I am currently enjoying preparing a “Magic Maths” show packed with super-fun puzzles for my colleagues and students at Musica Mundi School, Waterloo. For inspirational sources of material, I use lots of good things from what is still beautiful in the world around us. Also, I reflect on all that I have read and learned from very fine books linked to the Cambridge Maths courses that my students are following.
One treasure-trove source of ideas is “Approaches to learning and teaching Mathematics, a toolkit for international teachers”, a new book from Cambridge University Press working in collaboration with Cambridge International Examinations and the NRICH project. The ISBN is: 978-1-108-40697-0.
I like the book so much that I decided to now feature my own puzzle based on several ideas from it. Particularly important is the idea of LTHC, standing for Low Threshold High Ceiling, and meaning that it’s good to provide students with activities which they can begin to access quite readily (Low Threshold), but which also offer scope to investigate much further according to their various ability levels (High Ceiling).
THE ISBN PUZZLE
Consider the 13-digit ISBN number 9781108406970.
- Begin by adding up all the 13 digits.
- Is it possible to remove just one digit from the original 13-digit number so that the sum total of the remaining 12 digits is an exact multiple of 12?
- Which two digits should be removed from the original 13-digit number if we want the sum total of the remaining 11 digits to be an exact multiple of 11? Can you find more than one solution?
- Is it possible to remove eleven digits from the original 13-digit number so that the sum total of the remaining 2 digits is an exact multiple of 11?
- Is the original 13-digit number actually a multiple of 12? Can you prove your answer without using a calculator?
- The 13-digit number 9781108406970 has numerous factors from 1 to 9781108406970 itself. However, curiously, it has only one 4-digit factor, which has a sneaky connection with Waterloo, Belgium!
Given that 47 is the 2nd-largest 2-digit factor of 9781108406970, find the largest 2-digit factor.
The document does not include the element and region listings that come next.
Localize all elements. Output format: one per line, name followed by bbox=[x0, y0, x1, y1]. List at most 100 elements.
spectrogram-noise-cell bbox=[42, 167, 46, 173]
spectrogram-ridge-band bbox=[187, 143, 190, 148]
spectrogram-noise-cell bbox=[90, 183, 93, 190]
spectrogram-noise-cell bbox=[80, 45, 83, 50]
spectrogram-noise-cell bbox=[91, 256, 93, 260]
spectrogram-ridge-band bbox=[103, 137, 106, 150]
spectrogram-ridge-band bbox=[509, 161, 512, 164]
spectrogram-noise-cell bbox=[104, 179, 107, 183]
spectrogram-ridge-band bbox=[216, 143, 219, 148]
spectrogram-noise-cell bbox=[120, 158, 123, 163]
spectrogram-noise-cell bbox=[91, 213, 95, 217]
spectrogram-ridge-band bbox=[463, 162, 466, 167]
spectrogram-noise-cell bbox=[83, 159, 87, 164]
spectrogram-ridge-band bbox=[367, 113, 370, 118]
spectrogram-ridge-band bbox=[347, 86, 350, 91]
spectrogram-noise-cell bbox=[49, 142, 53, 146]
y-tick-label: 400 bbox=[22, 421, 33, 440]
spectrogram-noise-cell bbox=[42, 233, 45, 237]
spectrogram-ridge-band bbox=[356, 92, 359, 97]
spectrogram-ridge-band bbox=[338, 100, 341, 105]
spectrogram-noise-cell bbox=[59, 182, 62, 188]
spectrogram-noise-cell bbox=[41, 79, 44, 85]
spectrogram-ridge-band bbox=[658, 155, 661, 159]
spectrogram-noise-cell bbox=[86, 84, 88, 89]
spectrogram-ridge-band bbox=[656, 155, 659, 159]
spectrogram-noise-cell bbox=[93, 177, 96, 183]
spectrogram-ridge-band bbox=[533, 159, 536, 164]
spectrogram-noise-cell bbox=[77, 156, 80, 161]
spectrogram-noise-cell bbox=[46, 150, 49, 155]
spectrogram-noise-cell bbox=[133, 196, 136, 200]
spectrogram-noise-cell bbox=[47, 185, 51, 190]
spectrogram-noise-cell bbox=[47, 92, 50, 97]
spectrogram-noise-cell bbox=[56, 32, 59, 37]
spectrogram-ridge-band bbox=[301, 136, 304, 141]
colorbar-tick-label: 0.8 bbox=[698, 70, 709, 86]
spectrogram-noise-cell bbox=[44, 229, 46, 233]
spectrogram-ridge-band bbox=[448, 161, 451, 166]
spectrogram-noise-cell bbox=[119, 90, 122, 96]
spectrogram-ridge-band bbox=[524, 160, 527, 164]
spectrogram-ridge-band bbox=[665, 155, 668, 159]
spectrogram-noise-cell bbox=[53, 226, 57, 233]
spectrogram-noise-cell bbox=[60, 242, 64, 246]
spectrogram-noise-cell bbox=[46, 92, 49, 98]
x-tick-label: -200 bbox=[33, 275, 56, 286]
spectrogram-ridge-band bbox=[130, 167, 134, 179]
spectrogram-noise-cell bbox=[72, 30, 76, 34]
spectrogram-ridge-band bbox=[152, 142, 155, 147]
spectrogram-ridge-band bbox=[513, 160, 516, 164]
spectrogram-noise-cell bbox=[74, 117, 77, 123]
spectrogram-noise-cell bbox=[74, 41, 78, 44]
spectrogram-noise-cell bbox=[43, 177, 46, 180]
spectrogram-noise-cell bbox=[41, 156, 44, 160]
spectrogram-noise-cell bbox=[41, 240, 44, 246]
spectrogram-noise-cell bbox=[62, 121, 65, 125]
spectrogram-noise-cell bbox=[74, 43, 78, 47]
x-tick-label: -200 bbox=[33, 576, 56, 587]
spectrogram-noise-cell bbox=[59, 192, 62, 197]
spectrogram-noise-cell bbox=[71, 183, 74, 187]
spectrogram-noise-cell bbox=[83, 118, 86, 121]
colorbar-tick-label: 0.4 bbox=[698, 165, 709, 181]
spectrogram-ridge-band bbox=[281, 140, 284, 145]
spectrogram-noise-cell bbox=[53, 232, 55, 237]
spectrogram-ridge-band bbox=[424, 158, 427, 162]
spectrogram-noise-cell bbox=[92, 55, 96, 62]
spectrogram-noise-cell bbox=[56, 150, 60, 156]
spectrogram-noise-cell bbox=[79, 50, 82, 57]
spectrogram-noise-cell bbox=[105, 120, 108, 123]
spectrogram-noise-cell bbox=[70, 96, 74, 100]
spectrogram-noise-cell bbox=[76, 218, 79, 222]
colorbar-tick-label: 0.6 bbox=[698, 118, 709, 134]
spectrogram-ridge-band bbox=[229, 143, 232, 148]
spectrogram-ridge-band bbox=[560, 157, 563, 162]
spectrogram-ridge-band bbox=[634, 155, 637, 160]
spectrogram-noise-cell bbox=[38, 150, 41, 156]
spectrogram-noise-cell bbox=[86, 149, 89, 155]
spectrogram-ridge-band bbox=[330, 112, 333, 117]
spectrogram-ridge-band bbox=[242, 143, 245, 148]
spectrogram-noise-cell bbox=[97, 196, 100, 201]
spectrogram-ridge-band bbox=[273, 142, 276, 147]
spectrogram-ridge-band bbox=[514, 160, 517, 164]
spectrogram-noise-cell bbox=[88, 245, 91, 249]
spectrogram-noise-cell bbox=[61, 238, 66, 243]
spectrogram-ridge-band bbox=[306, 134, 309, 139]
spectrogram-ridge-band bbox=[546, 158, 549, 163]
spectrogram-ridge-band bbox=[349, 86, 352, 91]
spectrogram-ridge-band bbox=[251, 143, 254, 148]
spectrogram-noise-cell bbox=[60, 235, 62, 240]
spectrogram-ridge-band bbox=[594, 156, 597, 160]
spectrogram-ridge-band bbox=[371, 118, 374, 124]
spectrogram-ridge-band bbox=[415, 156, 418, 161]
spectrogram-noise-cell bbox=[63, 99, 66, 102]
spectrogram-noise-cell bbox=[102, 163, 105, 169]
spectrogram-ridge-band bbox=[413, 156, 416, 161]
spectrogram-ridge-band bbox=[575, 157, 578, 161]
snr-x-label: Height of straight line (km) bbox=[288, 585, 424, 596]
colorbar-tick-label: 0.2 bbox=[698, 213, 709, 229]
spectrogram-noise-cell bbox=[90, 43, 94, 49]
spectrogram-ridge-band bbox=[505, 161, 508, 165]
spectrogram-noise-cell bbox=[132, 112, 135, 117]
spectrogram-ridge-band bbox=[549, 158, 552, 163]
Also find the only 4-digit factor.
- As a wee joke to finish, what is the connection between the 4-digit factor and Waterloo, Belgium? Hint: Don’t send your answers by post!
SOLUTIONS TO PUZZLES
- Removing a 0 from the original number keeps the digit sum at 60, which equals 5 x 12.
- Removing 4 and a 1 from the original number lowers the digit sum to 55, which equals 5 x 11.
Alternatively, removing a 9 and a 7 or 8 and 8 from the original number lowers the digit sum to 44, which equals 4 x 11.
- Removing all the digits except for 4 and a 7 from the original number lowers the digit sum to 11.
- The original number 9781108406970 is clearly a multiple of 3 (as its digit sum is 60, a multiple of 3). However, it is not a multiple of 4 because the last two digits, 70, do not make a multiple of 4. Therefore, 9781108406970 cannot be a multiple of 12.
- We were given that the odd number 47 is the 2nd-largest 2-digit factor of 9781108406970, but since 9781108406970 is an even number, it also has 2 as a factor. So, the largest 2-digit factor must be 47 x 2=94.
Knowing already that 3, 47 and 10 are all factors of 9781108406970 (as it ends with a 0), we can deduce that 3 x 47 x 10=1410 must also be a factor, and in fact it is the only 4-digit factor.
- Coincidentally, 1410 is the area postal code for Waterloo, Belgium!
Wherever you are, I wish you a very happy weekend now.